Oder doch nicht? CP schrieb kaum stärker über das Schreiben selbst und besonders an der Idee des Tagebuchs lässt er einige knorrige Fragen bezüglich Authenzität und Wahrhaftigkeit im Raume stehen. Er ist in diesem Roman weniger plakativ als sonst und es steht ihm gut.

Und wieder tauchen Ramsch-Juwelen auf, wie auch in vielen anderen seiner Bücher. Was soll man davon halten? Vermutlich die Erkenntnis, dass auch Ramponiertes noch ordentlich funkeln kann. Danke.

8/06/2008

Kung Fu Panda, Mark Osborne & John Stevenson

Bunt, wie erwartet. Anhand der Tiersymboliken bleibt zu vermerken, dass man sich noch nicht von Disneys Kreaturenmanagment gelöst hat, wohl aber teilweisen Mut bewies: einer der Kung-Fu-Kämpfer ist ein Insekt. Bestürzend.

Der Panda passt gut als Held, denn als monochromes Tier fällt er freilich in der zuckrig-rund-prächtigen Pixelwelt auf.

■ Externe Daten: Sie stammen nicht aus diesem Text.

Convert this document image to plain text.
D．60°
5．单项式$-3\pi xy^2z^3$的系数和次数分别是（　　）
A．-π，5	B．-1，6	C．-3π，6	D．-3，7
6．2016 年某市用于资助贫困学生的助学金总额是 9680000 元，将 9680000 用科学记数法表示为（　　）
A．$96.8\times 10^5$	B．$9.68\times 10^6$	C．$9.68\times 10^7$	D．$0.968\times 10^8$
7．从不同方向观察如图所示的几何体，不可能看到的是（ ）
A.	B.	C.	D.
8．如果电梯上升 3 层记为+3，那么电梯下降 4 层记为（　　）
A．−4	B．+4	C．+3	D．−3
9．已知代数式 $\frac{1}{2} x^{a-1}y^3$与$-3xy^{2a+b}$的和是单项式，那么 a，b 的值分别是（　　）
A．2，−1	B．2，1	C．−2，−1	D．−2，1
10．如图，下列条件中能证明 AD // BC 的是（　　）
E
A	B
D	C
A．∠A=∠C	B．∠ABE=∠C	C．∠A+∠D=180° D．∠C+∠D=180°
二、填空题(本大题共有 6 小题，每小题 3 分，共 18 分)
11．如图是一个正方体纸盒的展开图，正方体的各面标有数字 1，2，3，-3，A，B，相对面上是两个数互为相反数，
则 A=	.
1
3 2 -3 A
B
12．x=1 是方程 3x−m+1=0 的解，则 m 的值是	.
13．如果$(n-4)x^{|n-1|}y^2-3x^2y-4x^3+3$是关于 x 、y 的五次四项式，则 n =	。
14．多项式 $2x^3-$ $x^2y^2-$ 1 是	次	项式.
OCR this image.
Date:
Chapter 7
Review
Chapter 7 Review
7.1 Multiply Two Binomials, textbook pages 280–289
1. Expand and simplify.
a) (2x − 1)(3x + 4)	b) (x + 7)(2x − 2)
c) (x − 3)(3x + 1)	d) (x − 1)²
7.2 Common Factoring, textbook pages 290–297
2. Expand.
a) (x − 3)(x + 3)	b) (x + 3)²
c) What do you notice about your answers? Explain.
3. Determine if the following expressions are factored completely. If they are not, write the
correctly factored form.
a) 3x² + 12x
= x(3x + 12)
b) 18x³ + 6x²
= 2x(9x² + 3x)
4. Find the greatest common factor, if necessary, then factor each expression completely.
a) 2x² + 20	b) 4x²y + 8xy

Nochmal Disney: NASHÖRNER IN UNIFORM!! Die bewachen im Kettenhemd den Oberschurken. Da denkt man freilich gleich an Robin Hood zurück, als der Fuchs für die Füchsin den mähnenlosen Löwen bekämpfte und der dicke Bär mit dicker Stimme sprach. Wann kommt endlich mal ein Nashorn als alleiniger Oberheld? Sind Nashörner militaristische Rudelschläger? In der Savanne sieht das doch eigentlich ganz anders aus.

Los, und jetzt gehen wir alle "panda sneeze" bei Youtube suchen.

The Sluts, Dennis Cooper

Derb? Verstörend? Noch mehr beklemmende Brutalität?

Ja, schon, aber noch mehr ist zu vermerken: The Sluts kommt ohne Autoren aus - er besteht "nur" aus den Beiträgen der Nutzer einer Internetseite. Jene Seite hat den Zweck, (männliche) Prostituierte zu bewerten und sich in Foren über die Qualitäten der Dienstleister auszutauschen beziehungsweise neue Geschäftsverbindungen zu knüpfen.

Ah, Subkulturtourismus, mag man denken. Doch weit gefehlt: schnell wird über die Beiträge der Nutzer eine Geschichte erzählt, und zwar die vom grazil-debilen Brad und Brian, dem Monster. Ersterer ist das minderjährige Opfer von letzterem ultra-brutalen Zuhälter. Doch so einfach sind die Dinge nicht, denn hier schreibt nicht Dennis Cooper sondern Dutzende von Zivilisten bauen kollektiv an einem großen Geschichten-Gebilde. Dieser Pulk ist auch in unklare Fehden verstrickt und teils werden Identitäten getürkt und angezweifelt. So kann sich Cooper inhaltlich einiges trauen. Einer der Schreiber beschreibt in ernüchternder Klarheit die Macht, die seine HIV-Infektion ihm gibt: anstatt das Leben in Frauen zu pflanzen kann er den Tod in Männer pflanzen. Und das mag er. Er hat einen demographischen Effekt und fühlt sich dadurch super. Meint er das ernst? Stimmt der Name unter diesem posting? Und will er Brad später wirklich für ein finales Snuff-Video mieten?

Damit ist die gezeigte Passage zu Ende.